Life and Death: Twilight Reimagined (Page 118)
“Oh, is that all?” Jessamine muttered behind me. I’d forgotten she was listening.
“As predators,” Archie began, “we have a glut of weapons in our physical arsenal—much, much more than we need for hunting easy prey like humans. Strength, speed, acute senses, not to mention those of us like Edythe, Jessamine, and me who have extra senses as well. And then, like a carnivorous flower, we are physically attractive to our prey.”
I was seeing it all in my head again—how Edythe had illustrated the same concept for me in the meadow.
He smiled wide—his teeth glistened. “We have one more, fairly superfluous weapon. We’re also venomous. The venom doesn’t kill—it’s merely incapacitating. It works slowly, spreading through the bloodstream, so that, once bitten, our prey is in too much physical pain to escape us. Mostly superfluous, as I said. If we’re that close, our prey doesn’t escape. Of course, unless we want it to.”
“Carine,” I said quietly. The holes in the story Edythe had told me were filling themselves in. “So… if the venom is left to spread…?”
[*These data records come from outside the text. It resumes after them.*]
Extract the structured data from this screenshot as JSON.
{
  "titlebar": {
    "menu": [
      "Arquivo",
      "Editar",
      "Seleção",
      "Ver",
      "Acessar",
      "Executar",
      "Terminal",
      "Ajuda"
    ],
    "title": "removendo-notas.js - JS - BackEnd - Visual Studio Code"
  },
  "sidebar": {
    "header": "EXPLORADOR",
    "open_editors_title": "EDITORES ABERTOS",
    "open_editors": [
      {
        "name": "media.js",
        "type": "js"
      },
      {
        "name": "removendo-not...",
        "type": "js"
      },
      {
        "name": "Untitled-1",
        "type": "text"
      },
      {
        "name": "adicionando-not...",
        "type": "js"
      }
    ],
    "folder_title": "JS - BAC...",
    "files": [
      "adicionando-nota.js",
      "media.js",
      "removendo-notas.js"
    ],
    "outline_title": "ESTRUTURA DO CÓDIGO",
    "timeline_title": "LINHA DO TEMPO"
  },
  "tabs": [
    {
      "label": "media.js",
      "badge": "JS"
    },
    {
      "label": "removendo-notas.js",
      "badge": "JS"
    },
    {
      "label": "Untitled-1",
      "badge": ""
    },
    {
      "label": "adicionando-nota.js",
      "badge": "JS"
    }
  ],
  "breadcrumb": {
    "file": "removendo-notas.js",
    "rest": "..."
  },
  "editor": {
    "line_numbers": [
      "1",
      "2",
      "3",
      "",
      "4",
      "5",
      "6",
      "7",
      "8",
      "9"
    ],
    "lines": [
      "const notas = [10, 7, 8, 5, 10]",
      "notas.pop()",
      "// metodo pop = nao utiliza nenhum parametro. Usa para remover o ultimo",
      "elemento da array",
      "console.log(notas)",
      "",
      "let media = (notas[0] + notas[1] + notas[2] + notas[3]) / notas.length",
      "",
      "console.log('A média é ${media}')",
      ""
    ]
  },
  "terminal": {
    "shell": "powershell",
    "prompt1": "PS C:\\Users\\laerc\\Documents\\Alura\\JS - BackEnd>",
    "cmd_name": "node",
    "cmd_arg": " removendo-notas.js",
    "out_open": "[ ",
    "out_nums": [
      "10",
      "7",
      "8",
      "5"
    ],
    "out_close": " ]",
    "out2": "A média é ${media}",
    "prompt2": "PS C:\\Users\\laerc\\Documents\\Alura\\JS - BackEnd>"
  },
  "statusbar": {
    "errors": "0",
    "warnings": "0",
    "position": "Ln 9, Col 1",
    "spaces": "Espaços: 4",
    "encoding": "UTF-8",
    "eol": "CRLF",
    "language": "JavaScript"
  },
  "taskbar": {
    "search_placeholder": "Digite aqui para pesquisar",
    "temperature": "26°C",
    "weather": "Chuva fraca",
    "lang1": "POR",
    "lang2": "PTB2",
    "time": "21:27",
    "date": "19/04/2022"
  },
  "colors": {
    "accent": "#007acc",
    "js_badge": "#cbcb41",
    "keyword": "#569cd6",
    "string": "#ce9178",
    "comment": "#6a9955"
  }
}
“It takes a few days for the transformation to be complete, depending on how much venom is in the bloodstream, how close the venom enters to the heart—Carine’s creator bit her on the hand on purpose to make it worse. As long as the heart keeps beating, the poison spreads, healing, changing the body as it moves through it. Eventually the heart stops, and the conversion is finished. But all that time, every minute of it, a victim would be wishing for death—screaming for it.”
“It’s not pleasant, no.”
“Edythe said it was very hard to do… but that sounds simple enough.”
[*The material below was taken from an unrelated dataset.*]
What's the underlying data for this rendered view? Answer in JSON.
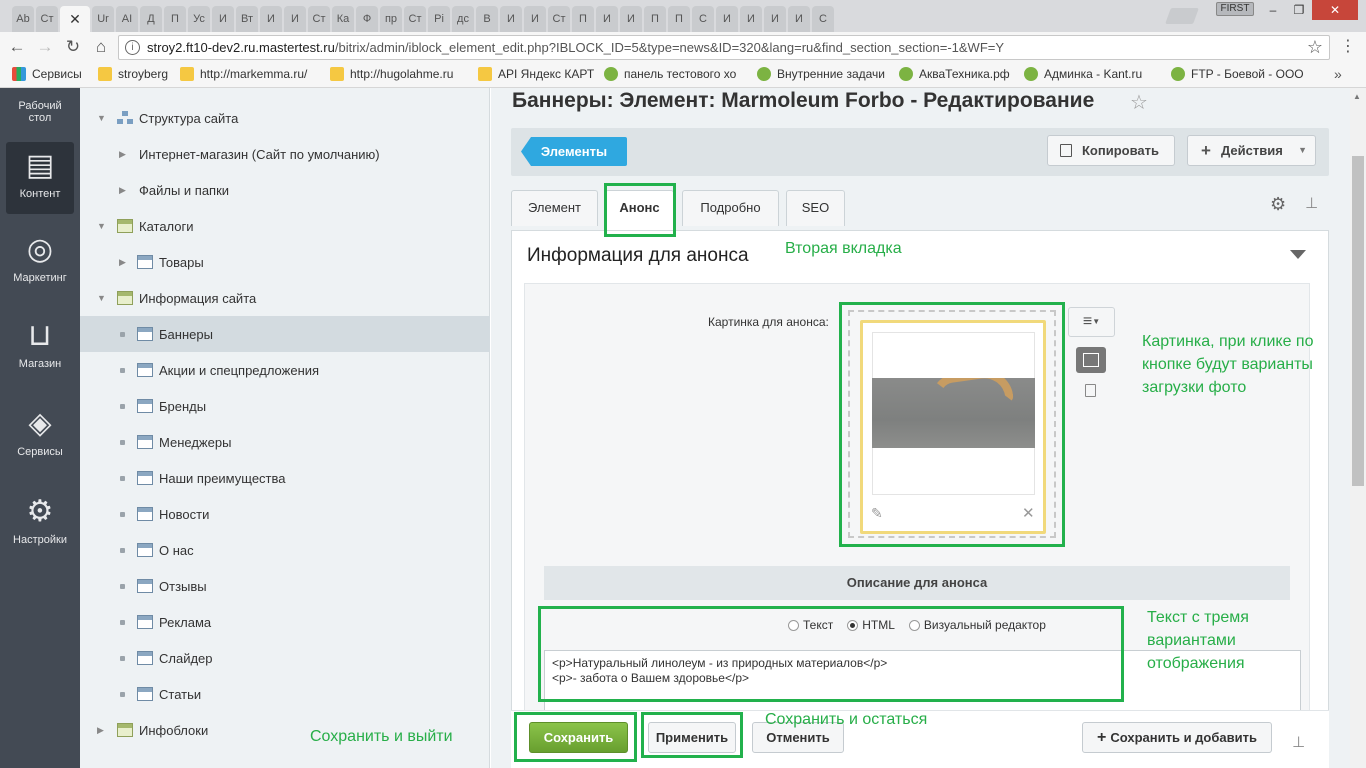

“We’re also like sharks in a way. Once we taste blood, or even smell it for that matter, it becomes very hard to keep from feeding. Impossible, even. So you see, to actually bite someone, to taste the blood, it would begin the frenzy. It’s difficult on both sides—the bloodlust on the one hand, the awful pain on the other.”
“It sounds like something you would remember,” I said.
“For everyone else, the pain of transformation is the sharpest memory they have of their human life. I don’t know why I’m different.”
Archie stared past me, motionless. I wondered what it would be like, not to know who you were. To look in the mirror and not recognize the person looking back.
It was hard for me to believe that Archie could have been a criminal, though; there was something intrinsically good about his face. Royal was the showy one, the one the girls at school stared at, but there was something better than perfection about Archie’s face. It was totally pure.
“There are positives to being different,” Archie said suddenly. “I don’t remember anyone I left behind. I got to skip that pain, too.” He looked at me, and his eyes narrowed a little bit. “Carine, Edythe, and Earnest all lost everyone who mattered to them before they left being human behind. So there was grief, but not regret. It was different for the others. The phys-ical pain is a quick thing, comparatively, Beau. There are slower ways to suffer.…”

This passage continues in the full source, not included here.